What I love about what has happened with all of the Smithy girls here is that you've learned to see the other. Don't think I didn't notice all the Black Lives Matter signs on all the houses, which I'm told you all, each house through discussions and discernment, came to the conclusion that that would be the banner that would be carried throughout all of the houses, that you all understood that social justice for all really matters.
I appreciate that. I appreciate that. You see the other, notice the other, and recognise that our differences make us whole, that our differences make us a whole nation. Differences make us a whole wide world.
You know, the reason why I could talk to over 37,858 people, but who's counting, in individual conversations from every place and station in life, is that I figured out early on what Maya Angelou had taught me, and that is we are more alike than we are different.
And the most important thing I learned, I want to share with you. I learned it through thousands and thousands and thousands and thousands of conversations, every day, where I tried to be so fully present with every person, to see them, to hear them. And I started to notice early in my career, that after every interview, no matter who I was talking to, the person would say, when I finished the interview, "Was that okay? Was that okay? How was that? How'd that go? Did I do all right?"

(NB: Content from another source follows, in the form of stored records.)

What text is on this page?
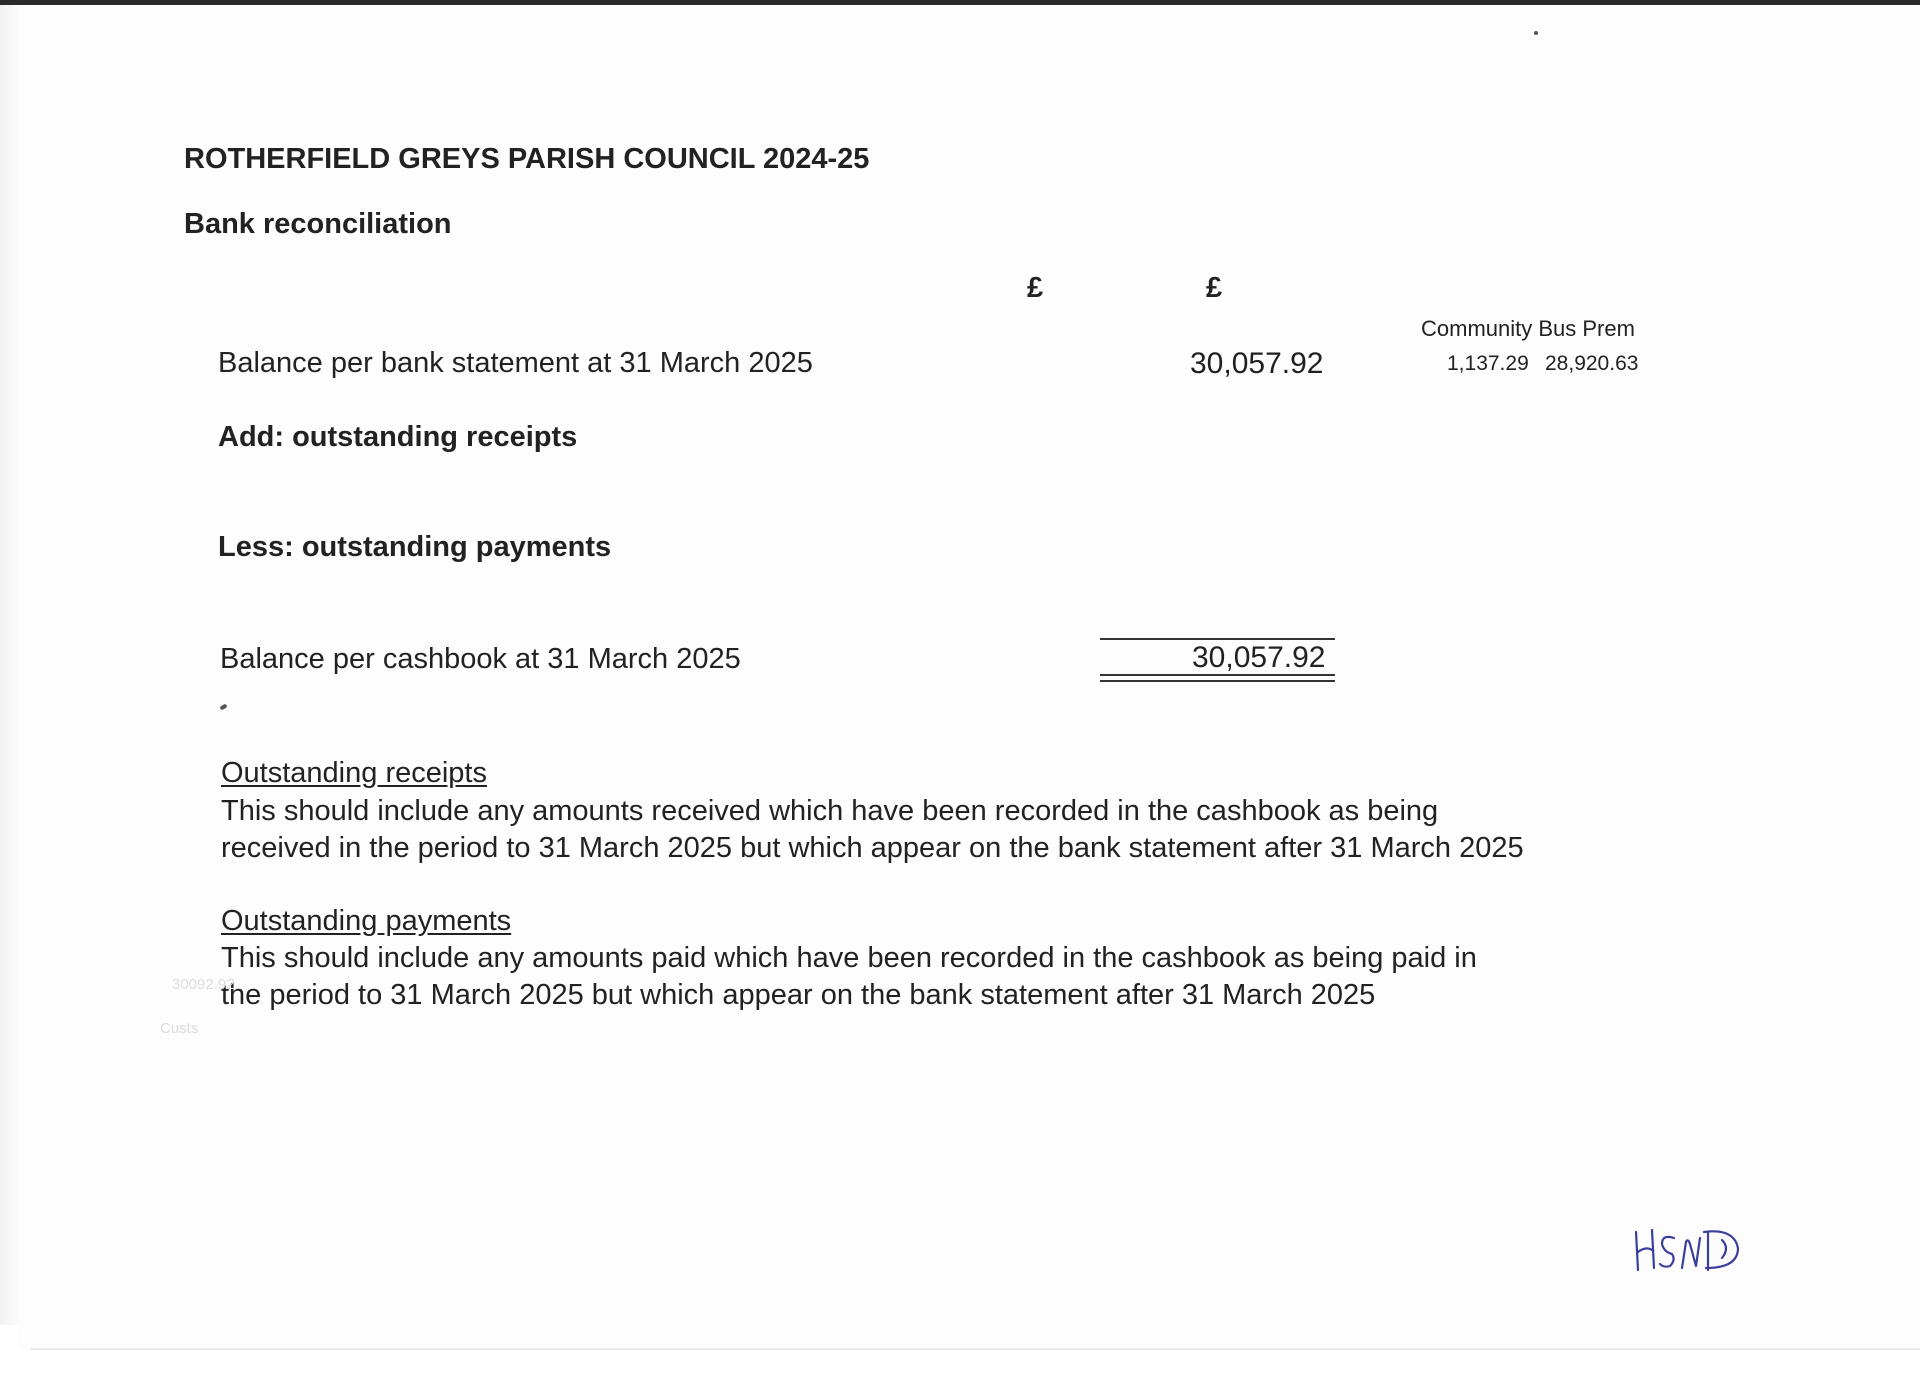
ROTHERFIELD GREYS PARISH COUNCIL 2024-25

Bank reconciliation

£	£
Community Bus Prem
1,137.29 28,920.63
Balance per bank statement at 31 March 2025	30,057.92
Add: outstanding receipts
Less: outstanding payments
Balance per cashbook at 31 March 2025	30,057.92
Outstanding receipts
This should include any amounts received which have been recorded in the cashbook as being
received in the period to 31 March 2025 but which appear on the bank statement after 31 March 2025
Outstanding payments
This should include any amounts paid which have been recorded in the cashbook as being paid in
the period to 31 March 2025 but which appear on the bank statement after 31 March 2025
30092.92
Custs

So I started to think about, what is that? Why does everybody, including Beyonce, with all her Beyonceness, at the end of dancing on stage, hand me the mic and say, "Was that okay?" It's because every person, every argument you've ever been in, every confrontation or conversation, every person just wants to know they were heard. Every argument you have with your friends is not about whatever it is you're arguing about. It's ultimately about, "Do you hear me?" And many of you have even said, when you don't feel you're being heard, "Can you just hear me? Can you hear me? Can you see me? And could you understand that what I'm saying to you actually matters?"
And I have found that no matter what the conversation, or the confrontation, or the experience, if you can mirror back to that person, "Yes, I hear you, and this is what you're saying." Whether you choose to do it or not, just being heard makes all the difference, being validated, because everybody wants to be heard.
And what I've learned is, when you can do that, and create your work and your life based on an intention to serve with purpose, make it your intention to serve through your life with purpose, you will have a blessed life.